Russell’s case represents one of the last gasps of the Biden administration’s hard-charging approach to tackling violent far-right extremism that is all but guaranteed to change during US president Donald Trump’s second term in office. It also offers a unique look inside federal law enforcement’s investigation into an insidious accelerationist propaganda network that mixes neo-Nazi ideology with nihilist, Columbine-style violence to inspire mass casualty events in the United States and beyond.

Russell allegedly hatched the plot to black out Baltimore while, according to prosecutors, participating in a noxious, prolific propaganda network hellbent on fomenting violence and chaos. The Terrorgram Collective, which took its name following a massive influx of neo-Nazis to Telegram at the end of the last decade, ran several channels on the messaging​​ app and developed a series of “how-to” domestic terrorism manuals that sought to inspire disaffected young men and women into committing mass casualty events. Terrorgram is currently designated a “tier one” extremism threat by the US Department of Justice.

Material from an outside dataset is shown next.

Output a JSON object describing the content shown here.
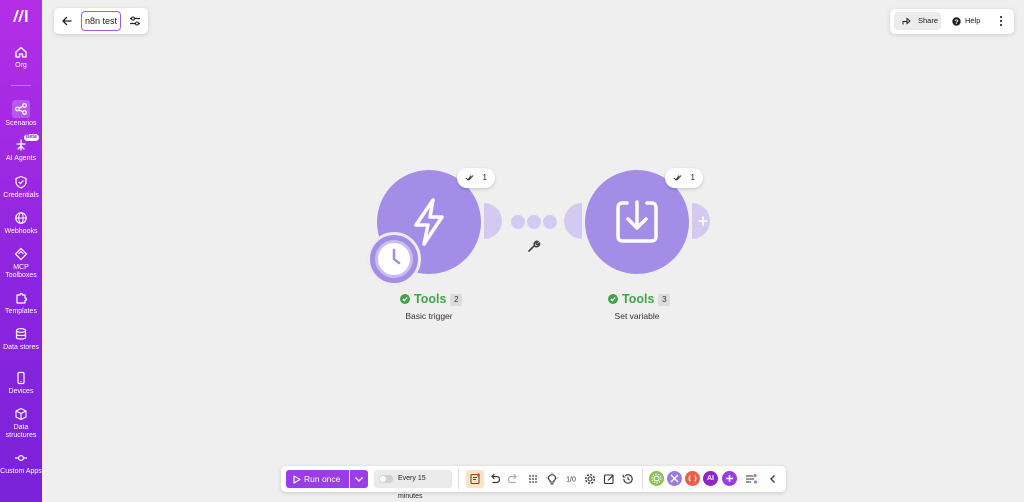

To date, Terrorgram has released four publications—a blend of ideological motivation, mass-murder worship, neofascist indoctrination, and how-to manuals for chemical weapons attacks, infrastructure sabotage, and ethnic cleansing. Court records indicate there are at least three unreleased Terrorgram Collective compendiums, including “The Saint Encyclopedia” of the far-right mass killers they venerate, including Anders Breivik, Brenton Tarrant, and Timothy McVeigh; and “The List,” a collection of politicians, government officials, business leaders, journalists, activists, and other people deemed legitimate assassination targets.

The screeds appear to have directly inspired a series of ideologically motivated attacks around the world, including a 2022 mass shooting at an LGBTQ bar in Bratislava, Slovakia, successful attacks on power infrastructure in North Carolina and similar failed plots in Baltimore and New Jersey, and a stabbing spree in the Turkish city of Eskisehir. There are currently more than a dozen separate federal prosecutions around the United States that involve people alleged to be core Terrorgram Collective members or individuals allegedly inspired toward violent attacks on infrastructure or civilians.

In one of the Biden administration’s last policy moves against right-wing extremism, on January 13, the State Department formally classified the Terrorgram Collective as a Foreign Terrorist Organization, a listing usually reserved for militant groups that hold territory and have a formal real-world paramilitary structure as opposed to a loose propaganda network that seeks to inspire mass casualty events. While it is not unique—the British Home Office formally proscribed Terrorgram as an extremist organization last May, and Russell’s Atomwaffen Division was banned by the UK, Australia, and Canada—it is likely to be the last such action taken toward neo-Nazi groups by the United States government for the foreseeable future.